Çözüm sürecinde döndük dolaştık yine silahların bırakılması sorunsalına geldik. AKP yeni bir Habur yasasıyla süreci seçime kadar idare etme arayışında. Ama Kürt meselesinin çözümünü içermeyen her yol haritası çıkmaz sokağa sapabilir.
I.
Uzun süren toplantının kısa açıklaması söylediklerinden çok söylemedikleriyle önem kazandı. Hükümet sözcüleri ve cumhurbaşkanı darbe mantığının masaya koyduğu çerçeveyi fazla itiraz etmeden kabul ettiler gibi. Kanımca “darbe dinamiği”son MGK ile yeniden etkin şekilde işlemeye başladı.
İlk akşamdan itibaren gıdım gıdım “çözüm süreci”ni askıya alma, sonra da sorumluluğu Kürt siyasetine yıkarak bitirme metodunu işletmeye başladılar. Esas olarak bu toplantıda tamamen iflas etmiş dış siyaset, Ortadoğu stratejisi konusunda yeni bazı hatlar benimsendi. Belki fazla speküle edici bulunacak ama zannımca zaten pek işlemeyen ‘Osmanlıcılık’ mantığı tamamen ortadan kalkacak; bazı yazarların “Kürtlerle birlikte güçlenmek” diye ifadelendirdiği nispeten flu politikalar da tedricen terk edilecek. Yeni dönem esas olarak reaksiyoner bir retorikle yürütülenbekleme, engelleme ve statükoyu korumanın çeşitli yollarını oluşturmak üzerine kurulu milliyetçi bir çerçeve ile kurgulanacak.
Obama’nın danışmanlarından John Allen’ın önceki hafta söyledikleri haber kanallarında alt yazı olarak geçti sadece. Tevilen Suriye muhalefetini eğiteceklerini, ancak Esad’a karşı savaşmasını istemediklerini, Esad tarafından da kabul edilecek duruma gelmek için mücadele edip mevzilerini esas olarak IŞİD’e karşı savunacaklarını söylüyordu.
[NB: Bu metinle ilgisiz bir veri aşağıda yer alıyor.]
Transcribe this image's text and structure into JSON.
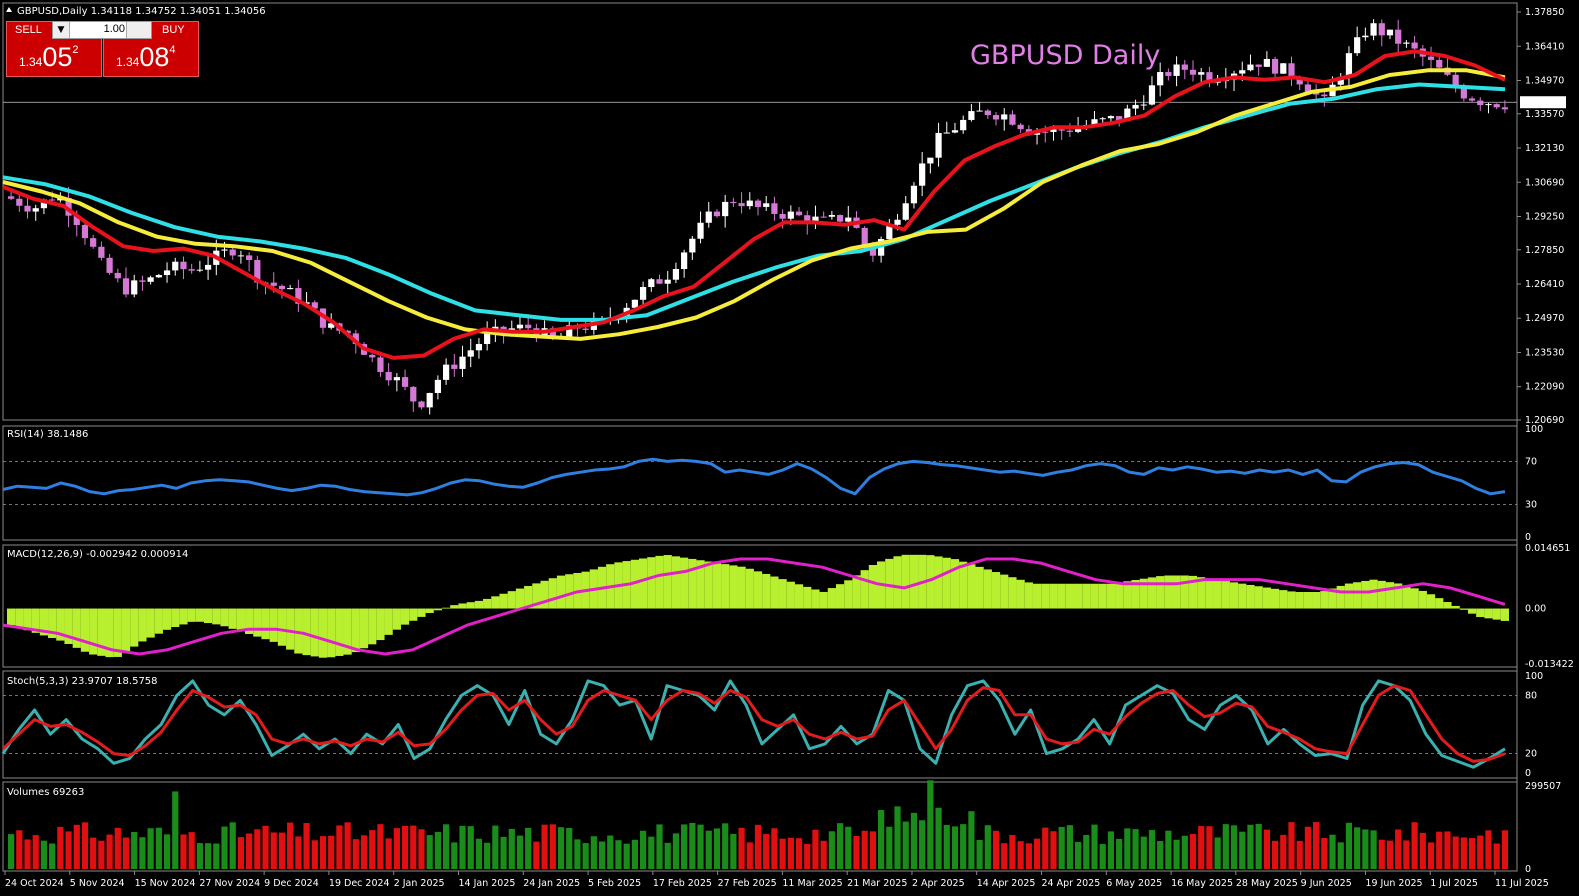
{
  "header": {
    "symbol_label": "GBPUSD,Daily",
    "ohlc": "1.34118 1.34752 1.34051 1.34056"
  },
  "chart_title": "GBPUSD Daily",
  "trade_panel": {
    "sell_label": "SELL",
    "buy_label": "BUY",
    "lot_value": "1.00",
    "sell_price": {
      "prefix": "1.34",
      "big": "05",
      "sup": "2"
    },
    "buy_price": {
      "prefix": "1.34",
      "big": "08",
      "sup": "4"
    }
  },
  "colors": {
    "bull_candle": "#ffffff",
    "bear_candle": "#d679d6",
    "ma_fast": "#e8121c",
    "ma_mid": "#f6ec3c",
    "ma_slow": "#2ee0e6",
    "rsi": "#2f7fe0",
    "macd_hist": "#b8f030",
    "macd_signal": "#e020c8",
    "stoch_main": "#3ab0b0",
    "stoch_signal": "#e01c1c",
    "vol_up": "#1a8c1a",
    "vol_down": "#e01010",
    "price_line": "#c8c8c8"
  },
  "chart_data": [
    {
      "type": "candlestick",
      "title": "GBPUSD Daily",
      "symbol": "GBPUSD",
      "timeframe": "Daily",
      "ylim": [
        1.2069,
        1.3823
      ],
      "y_ticks": [
        "1.37850",
        "1.36410",
        "1.34970",
        "1.33570",
        "1.32130",
        "1.30690",
        "1.29250",
        "1.27850",
        "1.26410",
        "1.24970",
        "1.23530",
        "1.22090",
        "1.20690"
      ],
      "current_price": "1.34056",
      "x_labels": [
        "24 Oct 2024",
        "5 Nov 2024",
        "15 Nov 2024",
        "27 Nov 2024",
        "9 Dec 2024",
        "19 Dec 2024",
        "2 Jan 2025",
        "14 Jan 2025",
        "24 Jan 2025",
        "5 Feb 2025",
        "17 Feb 2025",
        "27 Feb 2025",
        "11 Mar 2025",
        "21 Mar 2025",
        "2 Apr 2025",
        "14 Apr 2025",
        "24 Apr 2025",
        "6 May 2025",
        "16 May 2025",
        "28 May 2025",
        "9 Jun 2025",
        "19 Jun 2025",
        "1 Jul 2025",
        "11 Jul 2025"
      ],
      "close_anchors": [
        1.3,
        1.296,
        1.302,
        1.29,
        1.272,
        1.262,
        1.265,
        1.271,
        1.27,
        1.275,
        1.28,
        1.266,
        1.262,
        1.256,
        1.246,
        1.243,
        1.232,
        1.224,
        1.213,
        1.226,
        1.234,
        1.242,
        1.245,
        1.246,
        1.24,
        1.246,
        1.247,
        1.254,
        1.262,
        1.268,
        1.282,
        1.294,
        1.3,
        1.296,
        1.294,
        1.292,
        1.29,
        1.293,
        1.276,
        1.291,
        1.31,
        1.325,
        1.332,
        1.337,
        1.335,
        1.329,
        1.328,
        1.33,
        1.332,
        1.334,
        1.342,
        1.353,
        1.355,
        1.351,
        1.354,
        1.358,
        1.355,
        1.35,
        1.34,
        1.358,
        1.373,
        1.368,
        1.362,
        1.355,
        1.345,
        1.341,
        1.34
      ],
      "ma_fast": [
        1.305,
        1.3,
        1.297,
        1.288,
        1.28,
        1.278,
        1.279,
        1.276,
        1.269,
        1.262,
        1.256,
        1.248,
        1.237,
        1.233,
        1.234,
        1.241,
        1.245,
        1.244,
        1.244,
        1.246,
        1.248,
        1.253,
        1.259,
        1.263,
        1.273,
        1.283,
        1.29,
        1.29,
        1.289,
        1.291,
        1.287,
        1.303,
        1.316,
        1.322,
        1.327,
        1.33,
        1.33,
        1.332,
        1.335,
        1.343,
        1.349,
        1.351,
        1.35,
        1.351,
        1.349,
        1.352,
        1.36,
        1.362,
        1.36,
        1.356,
        1.35
      ],
      "ma_mid": [
        1.307,
        1.303,
        1.298,
        1.29,
        1.284,
        1.281,
        1.28,
        1.278,
        1.273,
        1.265,
        1.257,
        1.25,
        1.245,
        1.243,
        1.242,
        1.241,
        1.243,
        1.246,
        1.25,
        1.257,
        1.266,
        1.274,
        1.279,
        1.282,
        1.286,
        1.287,
        1.296,
        1.307,
        1.314,
        1.32,
        1.323,
        1.328,
        1.335,
        1.34,
        1.345,
        1.347,
        1.352,
        1.354,
        1.354,
        1.351
      ],
      "ma_slow": [
        1.309,
        1.306,
        1.301,
        1.294,
        1.288,
        1.284,
        1.282,
        1.279,
        1.275,
        1.268,
        1.26,
        1.253,
        1.251,
        1.249,
        1.249,
        1.251,
        1.258,
        1.265,
        1.271,
        1.276,
        1.278,
        1.283,
        1.291,
        1.299,
        1.306,
        1.313,
        1.319,
        1.324,
        1.33,
        1.335,
        1.34,
        1.342,
        1.346,
        1.348,
        1.347,
        1.346
      ]
    },
    {
      "type": "line",
      "title": "RSI(14)",
      "value_label": "RSI(14) 38.1486",
      "ylim": [
        0,
        100
      ],
      "y_ticks": [
        "100",
        "70",
        "30",
        "0"
      ],
      "values": [
        44,
        47,
        46,
        45,
        50,
        47,
        42,
        40,
        43,
        44,
        46,
        48,
        45,
        50,
        52,
        53,
        52,
        51,
        48,
        45,
        43,
        45,
        48,
        47,
        44,
        42,
        41,
        40,
        39,
        41,
        45,
        50,
        53,
        52,
        49,
        47,
        46,
        50,
        55,
        58,
        60,
        62,
        63,
        65,
        70,
        72,
        70,
        71,
        70,
        68,
        60,
        62,
        60,
        58,
        62,
        68,
        63,
        55,
        45,
        40,
        55,
        63,
        68,
        70,
        69,
        67,
        66,
        64,
        62,
        60,
        61,
        59,
        57,
        60,
        62,
        66,
        68,
        66,
        60,
        58,
        64,
        62,
        65,
        63,
        60,
        61,
        59,
        62,
        60,
        62,
        58,
        62,
        52,
        51,
        60,
        65,
        68,
        69,
        67,
        60,
        56,
        52,
        45,
        40,
        42
      ]
    },
    {
      "type": "bar",
      "title": "MACD(12,26,9)",
      "value_label": "MACD(12,26,9) -0.002942 0.000914",
      "ylim": [
        -0.013422,
        0.014651
      ],
      "y_ticks": [
        "0.014651",
        "0.00",
        "-0.013422"
      ],
      "histogram": [
        -0.004,
        -0.006,
        -0.008,
        -0.011,
        -0.012,
        -0.008,
        -0.005,
        -0.003,
        -0.004,
        -0.006,
        -0.008,
        -0.011,
        -0.012,
        -0.011,
        -0.008,
        -0.004,
        -0.001,
        0.001,
        0.002,
        0.004,
        0.006,
        0.008,
        0.009,
        0.011,
        0.012,
        0.013,
        0.012,
        0.011,
        0.01,
        0.008,
        0.006,
        0.004,
        0.007,
        0.011,
        0.013,
        0.013,
        0.012,
        0.01,
        0.008,
        0.006,
        0.006,
        0.006,
        0.006,
        0.007,
        0.008,
        0.008,
        0.007,
        0.006,
        0.005,
        0.004,
        0.004,
        0.006,
        0.007,
        0.006,
        0.004,
        0.001,
        -0.002,
        -0.003
      ],
      "signal": [
        -0.004,
        -0.005,
        -0.006,
        -0.008,
        -0.01,
        -0.011,
        -0.01,
        -0.008,
        -0.006,
        -0.005,
        -0.005,
        -0.006,
        -0.008,
        -0.01,
        -0.011,
        -0.01,
        -0.007,
        -0.004,
        -0.002,
        0.0,
        0.002,
        0.004,
        0.005,
        0.006,
        0.008,
        0.009,
        0.011,
        0.012,
        0.012,
        0.011,
        0.01,
        0.008,
        0.006,
        0.005,
        0.007,
        0.01,
        0.012,
        0.012,
        0.011,
        0.009,
        0.007,
        0.006,
        0.006,
        0.006,
        0.007,
        0.007,
        0.007,
        0.006,
        0.005,
        0.004,
        0.004,
        0.005,
        0.006,
        0.005,
        0.003,
        0.001
      ]
    },
    {
      "type": "line",
      "title": "Stoch(5,3,3)",
      "value_label": "Stoch(5,3,3) 23.9707 18.5758",
      "ylim": [
        0,
        100
      ],
      "y_ticks": [
        "100",
        "80",
        "20",
        "0"
      ],
      "main": [
        20,
        45,
        65,
        40,
        55,
        35,
        25,
        10,
        15,
        35,
        50,
        80,
        95,
        70,
        60,
        75,
        50,
        18,
        28,
        40,
        25,
        35,
        20,
        40,
        30,
        50,
        15,
        25,
        55,
        80,
        90,
        80,
        50,
        85,
        40,
        30,
        55,
        95,
        90,
        70,
        75,
        35,
        90,
        85,
        80,
        65,
        95,
        70,
        30,
        45,
        60,
        25,
        30,
        48,
        30,
        40,
        85,
        75,
        25,
        10,
        60,
        90,
        95,
        75,
        40,
        65,
        20,
        25,
        35,
        55,
        30,
        70,
        80,
        90,
        82,
        55,
        45,
        70,
        80,
        65,
        30,
        45,
        30,
        18,
        20,
        15,
        70,
        95,
        90,
        75,
        40,
        18,
        12,
        6,
        15,
        25
      ],
      "signal": [
        25,
        40,
        55,
        48,
        50,
        42,
        32,
        20,
        18,
        28,
        42,
        65,
        85,
        78,
        68,
        70,
        60,
        35,
        30,
        35,
        30,
        33,
        28,
        35,
        32,
        42,
        28,
        30,
        45,
        65,
        80,
        82,
        65,
        75,
        55,
        40,
        48,
        75,
        85,
        80,
        75,
        55,
        75,
        85,
        82,
        72,
        85,
        78,
        55,
        48,
        55,
        40,
        35,
        42,
        35,
        38,
        65,
        75,
        50,
        25,
        45,
        75,
        88,
        85,
        60,
        60,
        35,
        30,
        32,
        45,
        40,
        58,
        72,
        82,
        85,
        70,
        58,
        62,
        72,
        68,
        48,
        42,
        35,
        25,
        22,
        20,
        50,
        80,
        90,
        85,
        60,
        35,
        20,
        12,
        14,
        20
      ]
    },
    {
      "type": "bar",
      "title": "Volumes",
      "value_label": "Volumes 69263",
      "ylim": [
        0,
        299507
      ],
      "y_ticks": [
        "299507",
        "0"
      ]
    }
  ]
}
Aslında Bay Allen tam da Kobane’nin resmini çiziyordu.
Son üç yıldır Suriye’de çatışan temel iki çizgi vardı. Bunlardan ilki Emeviye camiinde namaz kılmakta acele ettiği için bütün radikal İslamcıları örgütleyip sevk ve idare eden “stratejik derinlik “hattıydı. Şu an bu çizgi Ortadoğu’da fiilen, resmen ve küresel olarak yenilmiş ve reddedilmiştir. İkinci çizgi ise; demokratik, çoğulcu, tüm tarafların dahil olduğu “kantonlaşmaya” dayalıdemokratik özerklik çözümüdür. Başlangıçta PYD ve bazı Arap aşiretleri tarafından benimsenen bu politika, Kobane direnişiyle küresel gündem haline geldi ve şu anda küresel olarak da kabul görmüş durumda. Hatta İran, Irak dahil bölge güçlerince de benimsenerek adım adım gerçekleşmeye doğru gitmektedir.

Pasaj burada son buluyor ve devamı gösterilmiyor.